Prognosis and indications for treatment of membranous lupus nephritis are poorly defined and controversial.
Treatment
Treatment usually combines cytotoxic drugs, antimetabolites, and corticosteroids. Induction is with cyclophosphamide , which is usually given in IV boluses (monthly for up to 6 mo) beginning with 0.75 g/m2 and, assuming a WBC count > 3000/μL, increasing to a maximum of 1 g/m2 in a saline solution over 30 to 60 min. Oral or IV fluid administration to create rapid urine flow minimizes the bladder toxicity of cyclophosphamide . Prednisone 60 to 80 mg po once/day is tapered according to response to 20 to 25 mg every other day over 6 to 12 mo. The amount of prednisone is determined by the extrarenal manifestations and number of relapses. Recurrences are usually treated with increasing doses of prednisone .
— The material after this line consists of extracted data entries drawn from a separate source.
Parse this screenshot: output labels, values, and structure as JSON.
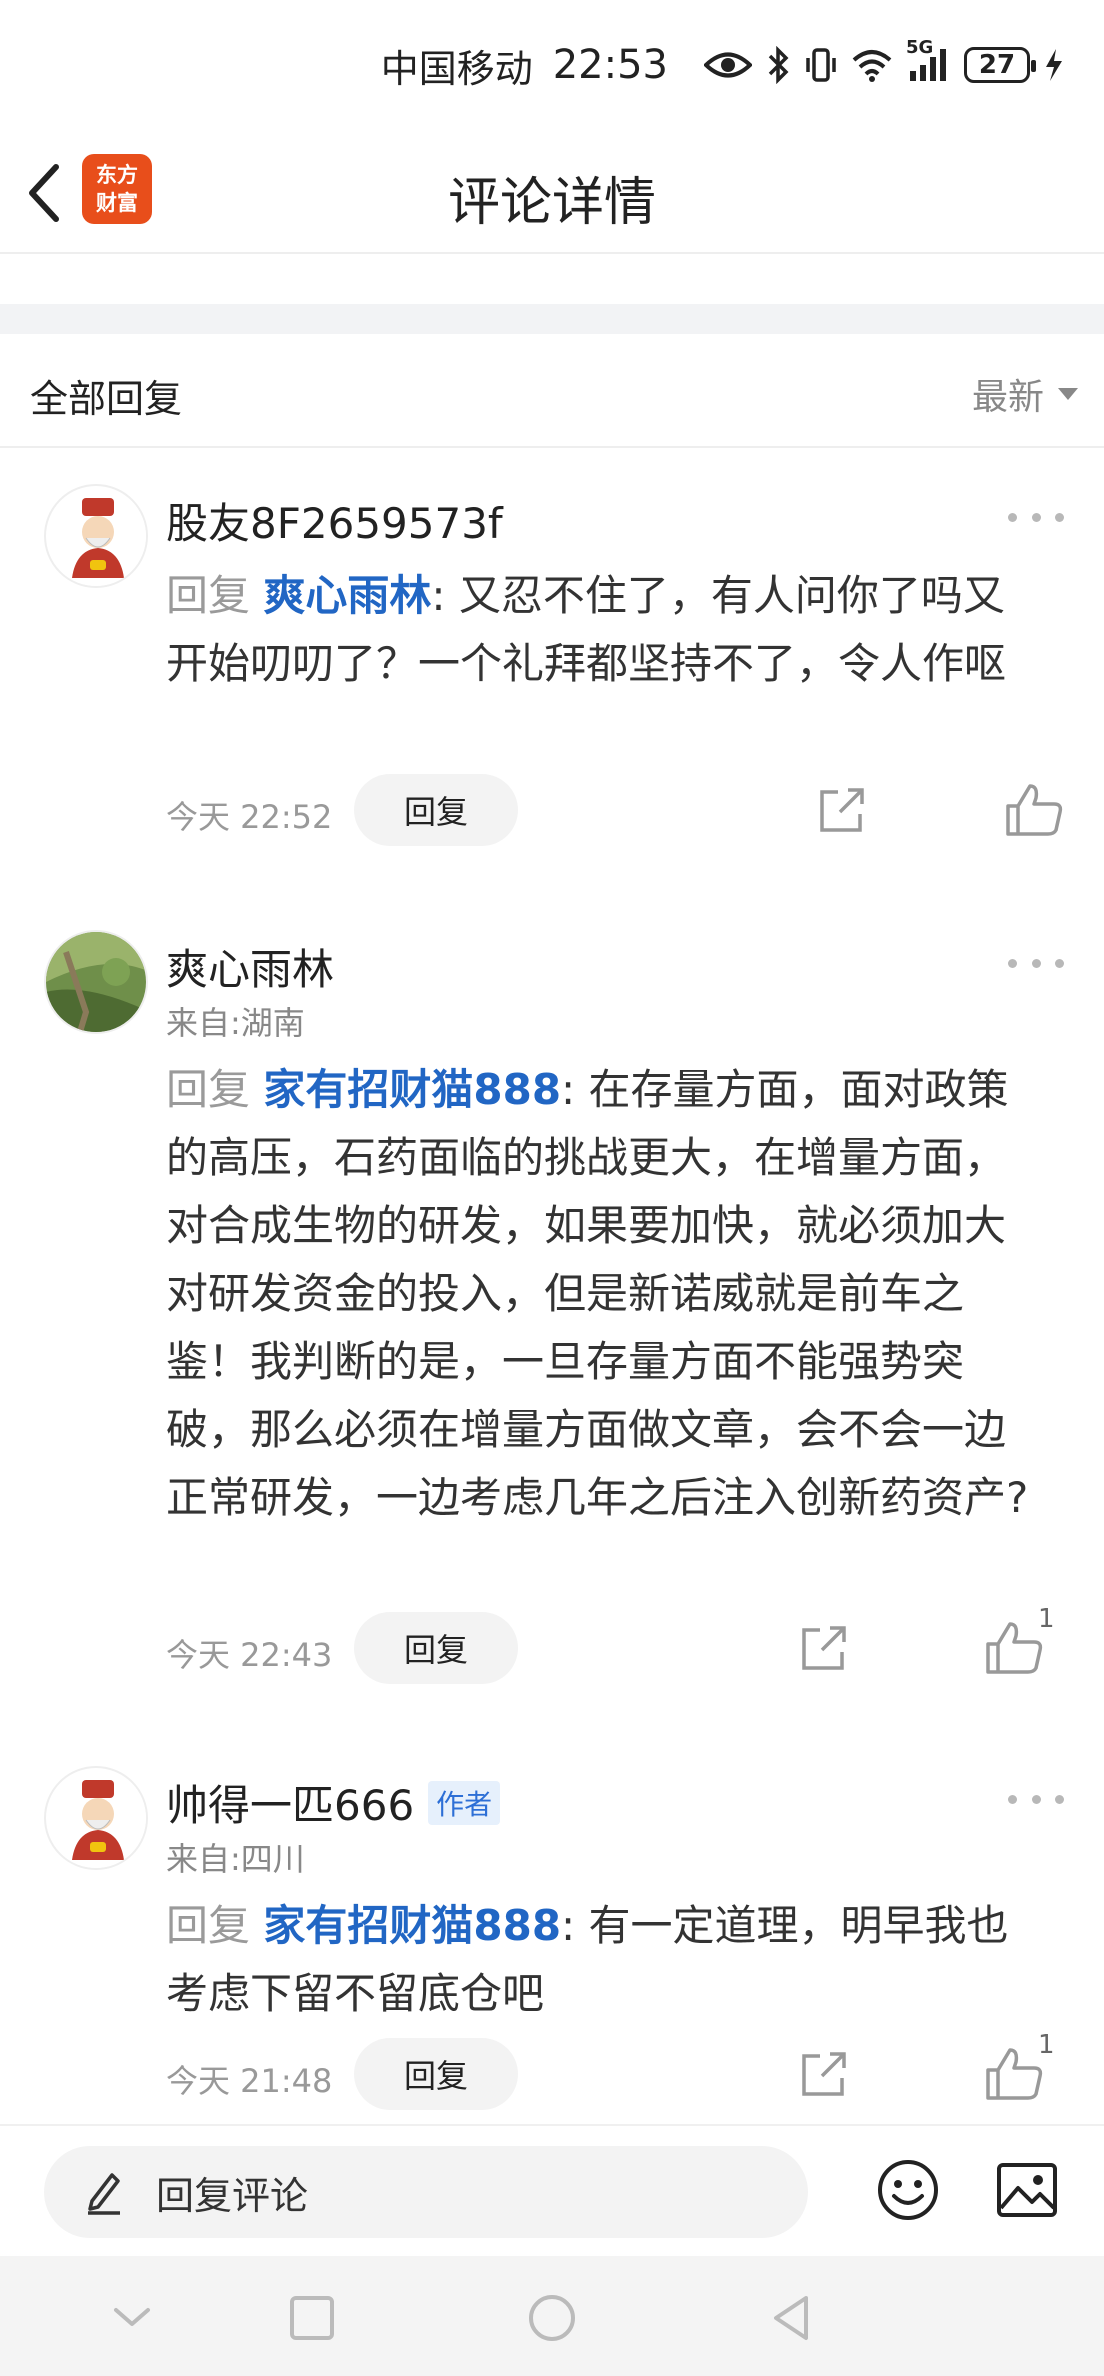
{
  "status_bar": {
    "carrier": "中国移动",
    "time": "22:53",
    "network": "5G",
    "battery": "27"
  },
  "header": {
    "logo_line1": "东方",
    "logo_line2": "财富",
    "title": "评论详情"
  },
  "replies_section": {
    "title": "全部回复",
    "sort_label": "最新"
  },
  "comments": [
    {
      "username": "股友8F2659573f",
      "location": "",
      "badge": "",
      "reply_prefix": "回复",
      "mention": "爽心雨林",
      "text": ": 又忍不住了，有人问你了吗又开始叨叨了？一个礼拜都坚持不了，令人作呕",
      "time": "今天 22:52",
      "reply_label": "回复",
      "likes": ""
    },
    {
      "username": "爽心雨林",
      "location": "来自:湖南",
      "badge": "",
      "reply_prefix": "回复",
      "mention": "家有招财猫888",
      "text": ": 在存量方面，面对政策的高压，石药面临的挑战更大，在增量方面，对合成生物的研发，如果要加快，就必须加大对研发资金的投入，但是新诺威就是前车之鉴！我判断的是，一旦存量方面不能强势突破，那么必须在增量方面做文章，会不会一边正常研发，一边考虑几年之后注入创新药资产?",
      "time": "今天 22:43",
      "reply_label": "回复",
      "likes": "1"
    },
    {
      "username": "帅得一匹666",
      "location": "来自:四川",
      "badge": "作者",
      "reply_prefix": "回复",
      "mention": "家有招财猫888",
      "text": ": 有一定道理，明早我也考虑下留不留底仓吧",
      "time": "今天 21:48",
      "reply_label": "回复",
      "likes": "1"
    }
  ],
  "input_bar": {
    "placeholder": "回复评论"
  },
  "icons": {
    "back": "chevron-left-icon",
    "more": "more-dots-icon",
    "share": "share-icon",
    "like": "thumbs-up-icon",
    "pen": "pen-icon",
    "emoji": "emoji-icon",
    "image": "image-icon"
  },
  "colors": {
    "brand": "#e84e1b",
    "mention": "#2166c4",
    "muted": "#999999"
  }
}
Many experts are replacing the more toxic cyclophosphamide maintenance regimens (after induction with 6 or 7 monthly IV cyclophosphamide doses) with protocols using mycophenolate (500 mg to 1 g po bid) or azathioprine (2 mg/kg po once/day, maximum 150 to 200 mg/day). Low-dose prednisone is continued (0.05 to 0.20 mg/kg once/day) and titrated based on disease activity. Duration of maintenance therapy is minimally 1 yr.
Anticoagulation is of theoretical benefit for patients with antiphospholipid syndrome nephropathy, but the value of such treatment has not been established.